Unlike stocks or commodities, forex is traded directly between two parties in an over-the-counter (OTC) market. The forex market is controlled by a global network of banks located in four major forex trading hubs in distinct time zones: London, New York, Sydney, and Tokyo. You can trade forex at any time of day or night because there is no central place.
Only huge financial institutions and high-net-worth people had access to the currency market, which they used as currency speculators and hedgers of foreign exchange risk. However, technical advancements over the last two decades have allowed currency dealers of all sizes to buy and sell currencies on the forex market from anywhere in the world using cutting-edge online trading platforms. Although forex trading is still done on the interbank foreign exchange market, technology has made it more accessible.
The following are some of the major players in the foreign exchange market:
Governments and central banks
Major national governments and central banks, such as the Federal Reserve, the Bank of England, and the European Central Bank, are major participants in the forex market, utilising currency exchange to regulate money supply and make monetary policy changes.
Major Banks
Goldman Sachs, Deutsche Bank, and Citibank, among the world’s top banks, trade massive amounts of money on the forex market every day for themselves and their clients, who include major enterprises, government agencies, and high-net-worth individuals.
Forex Brokers
Retail traders of all sizes have access to the global currency markets through forex brokers. A broker works as a conduit for investors to trade currency from the comfort of their own homes using internet trading platforms.

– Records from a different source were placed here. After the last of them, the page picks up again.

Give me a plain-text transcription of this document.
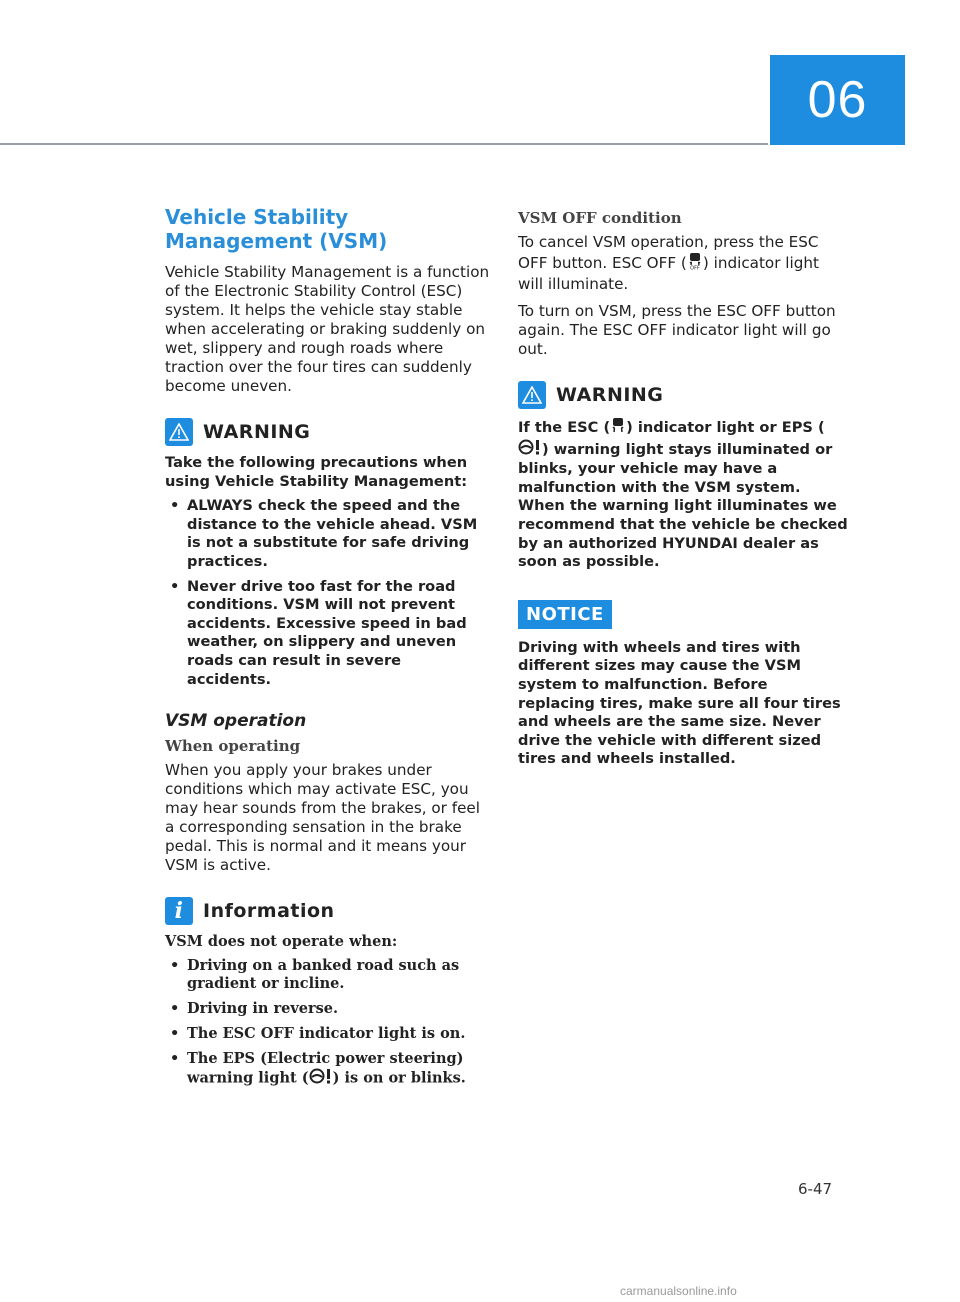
06
Vehicle Stability Management (VSM)

Vehicle Stability Management is a function of the Electronic Stability Control (ESC) system. It helps the vehicle stay stable when accelerating or braking suddenly on wet, slippery and rough roads where traction over the four tires can suddenly become uneven.

WARNING

Take the following precautions when using Vehicle Stability Management:

• ALWAYS check the speed and the distance to the vehicle ahead. VSM is not a substitute for safe driving practices.
• Never drive too fast for the road conditions. VSM will not prevent accidents. Excessive speed in bad weather, on slippery and uneven roads can result in severe accidents.
VSM operation
When operating

When you apply your brakes under conditions which may activate ESC, you may hear sounds from the brakes, or feel a corresponding sensation in the brake pedal. This is normal and it means your VSM is active.

i	Information

VSM does not operate when:

• Driving on a banked road such as gradient or incline.
• Driving in reverse.
• The ESC OFF indicator light is on.
• The EPS (Electric power steering) warning light ( ) is on or blinks.
VSM OFF condition

To cancel VSM operation, press the ESC OFF button. ESC OFF ( OFF ) indicator light will illuminate.

To turn on VSM, press the ESC OFF button again. The ESC OFF indicator light will go out.

WARNING

If the ESC ( ) indicator light or EPS () warning light stays illuminated or blinks, your vehicle may have a malfunction with the VSM system. When the warning light illuminates we recommend that the vehicle be checked by an authorized HYUNDAI dealer as soon as possible.

NOTICE

Driving with wheels and tires with different sizes may cause the VSM system to malfunction. Before replacing tires, make sure all four tires and wheels are the same size. Never drive the vehicle with different sized tires and wheels installed.

6-47
carmanualsonline.info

Traders in the retail sector
Retail traders now account for over a third of the daily volume traded on the currency market. Traditionally, retail traders entered the forex market through the currency futures market, but currently the most popular method is to trade the spot forex market. Individuals trade around $1.5 trillion of currency on a daily basis, using trading platforms provided by forex brokers to gain access to the market.
A currency market can be classified into three types:
Spot forex market
The physical exchange of a currency pair that takes place at the precise moment the trade is settled – i.e. ‘on the spot’ – or within a short period of time is known as the spot forex market.
Forward forex market
A contract to purchase or sell a specific amount of a currency at a specific price, to be settled at a future date or within a range of future dates, is known as a forward FX market.
Future forex market
A contract to purchase or sell a specified amount of a currency at a specified price and date in the future is known as a future FX market. A futures contract, unlike a forward, is legally enforceable.
Most traders who speculate on forex pricing do not intend to take delivery of the currency; instead, they make exchange rate predictions in order to profit from market price fluctuations.